# New(ish) Crystal Red Shrimplets



## duchessren (Sep 16, 2006)

After many seeing many CRS carrying eggs and not seeing any babies, I thought maybe the little ones weren't making it. A couple of weeks ago, I noticed some striped shrimplets in the tank. They weren't the cherries I was used to seeing. I have been horribly unsuccessful at getting any good pictures. These will have to do for now. Maybe some kind soul will lend me a camera and macro lens... _Many apologies in advance for my lack of um, being able to take a decent picture._

Here an adult CRS surrounded by three juvies. The top of the pic shows another female carrying some eggs around.









Here is a shot of the same egg-laden female followed closely by a tiny CRS.

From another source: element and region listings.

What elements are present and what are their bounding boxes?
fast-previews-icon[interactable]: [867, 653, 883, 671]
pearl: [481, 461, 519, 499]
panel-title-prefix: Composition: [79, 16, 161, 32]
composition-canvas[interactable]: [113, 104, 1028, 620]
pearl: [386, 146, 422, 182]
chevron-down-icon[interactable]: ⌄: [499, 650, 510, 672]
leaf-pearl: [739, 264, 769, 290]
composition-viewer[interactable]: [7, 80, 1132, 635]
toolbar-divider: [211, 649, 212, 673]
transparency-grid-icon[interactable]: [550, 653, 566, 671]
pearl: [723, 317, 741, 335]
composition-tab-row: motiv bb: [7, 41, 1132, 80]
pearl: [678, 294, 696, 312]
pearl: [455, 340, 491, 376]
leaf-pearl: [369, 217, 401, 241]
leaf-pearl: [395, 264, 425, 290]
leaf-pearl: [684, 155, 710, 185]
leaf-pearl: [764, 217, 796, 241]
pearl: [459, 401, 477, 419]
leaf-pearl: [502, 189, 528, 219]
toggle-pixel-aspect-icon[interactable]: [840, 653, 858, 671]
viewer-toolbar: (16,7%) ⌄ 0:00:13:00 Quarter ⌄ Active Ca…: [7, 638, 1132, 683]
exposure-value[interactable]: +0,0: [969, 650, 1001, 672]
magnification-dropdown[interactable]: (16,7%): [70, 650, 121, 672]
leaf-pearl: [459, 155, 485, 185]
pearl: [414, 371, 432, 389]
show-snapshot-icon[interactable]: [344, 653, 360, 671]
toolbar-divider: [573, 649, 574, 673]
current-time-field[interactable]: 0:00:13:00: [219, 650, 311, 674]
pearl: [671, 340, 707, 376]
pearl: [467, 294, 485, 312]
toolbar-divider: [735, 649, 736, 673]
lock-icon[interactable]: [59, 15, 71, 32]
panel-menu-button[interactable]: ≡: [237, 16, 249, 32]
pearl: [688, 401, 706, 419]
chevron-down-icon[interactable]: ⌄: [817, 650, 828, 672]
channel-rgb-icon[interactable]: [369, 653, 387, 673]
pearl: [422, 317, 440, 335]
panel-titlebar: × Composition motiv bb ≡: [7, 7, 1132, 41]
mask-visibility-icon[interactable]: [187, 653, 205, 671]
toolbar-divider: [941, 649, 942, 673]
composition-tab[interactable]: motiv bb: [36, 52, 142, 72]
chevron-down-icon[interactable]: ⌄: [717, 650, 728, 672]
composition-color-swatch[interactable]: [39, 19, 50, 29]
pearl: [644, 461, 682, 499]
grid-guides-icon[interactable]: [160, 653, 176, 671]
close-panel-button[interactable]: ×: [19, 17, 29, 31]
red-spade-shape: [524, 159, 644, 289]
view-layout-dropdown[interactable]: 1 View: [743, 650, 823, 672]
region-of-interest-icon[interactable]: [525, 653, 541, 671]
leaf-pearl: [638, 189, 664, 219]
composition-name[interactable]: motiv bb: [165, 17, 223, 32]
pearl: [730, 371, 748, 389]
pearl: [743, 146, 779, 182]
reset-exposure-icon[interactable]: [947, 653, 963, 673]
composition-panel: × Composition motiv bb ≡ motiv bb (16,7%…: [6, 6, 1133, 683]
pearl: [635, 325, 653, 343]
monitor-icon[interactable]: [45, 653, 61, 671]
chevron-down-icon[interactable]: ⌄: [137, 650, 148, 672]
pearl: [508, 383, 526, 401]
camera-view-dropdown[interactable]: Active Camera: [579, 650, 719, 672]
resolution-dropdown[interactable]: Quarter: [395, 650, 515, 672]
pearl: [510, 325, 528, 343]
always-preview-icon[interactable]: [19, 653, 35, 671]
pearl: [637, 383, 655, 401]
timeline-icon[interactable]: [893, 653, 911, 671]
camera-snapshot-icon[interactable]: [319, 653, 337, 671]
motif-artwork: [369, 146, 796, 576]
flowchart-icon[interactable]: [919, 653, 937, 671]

Two pregnant females, another adult, and some babies walking around the driftwood.









Can you find Waldo? 









Again, sorry for the poor quality pictures. I'm using a cheap little Nikon L3.


----------



## epicfish (Sep 11, 2006)

Hm, I have no idea where my baby RCS shrimplets are. 

edit: Maybe it's my powerhead with pre-filter sponge. I should get sponge filters, huh?


----------



## fish newb (May 10, 2006)

Nice! I hope to have the same success as you soon!

-Andrew


----------



## MatPat (Mar 22, 2004)

Very nice Renee, thanks for sharing!

If you don't find some "kind soul" to let you borrow a camera I could always bring mine to your place one day. That assumes you don't get them moved before I can make it over


----------



## Neon Shrimp (Apr 26, 2006)

Great success! Thanks


----------



## Burks (May 25, 2006)

Great looking shrimp!

Where did you aquire these beauties?


----------



## John N. (Dec 11, 2005)

Nice shrimp! I found Waldo. He's on the left side in the middle. 

-John N.


----------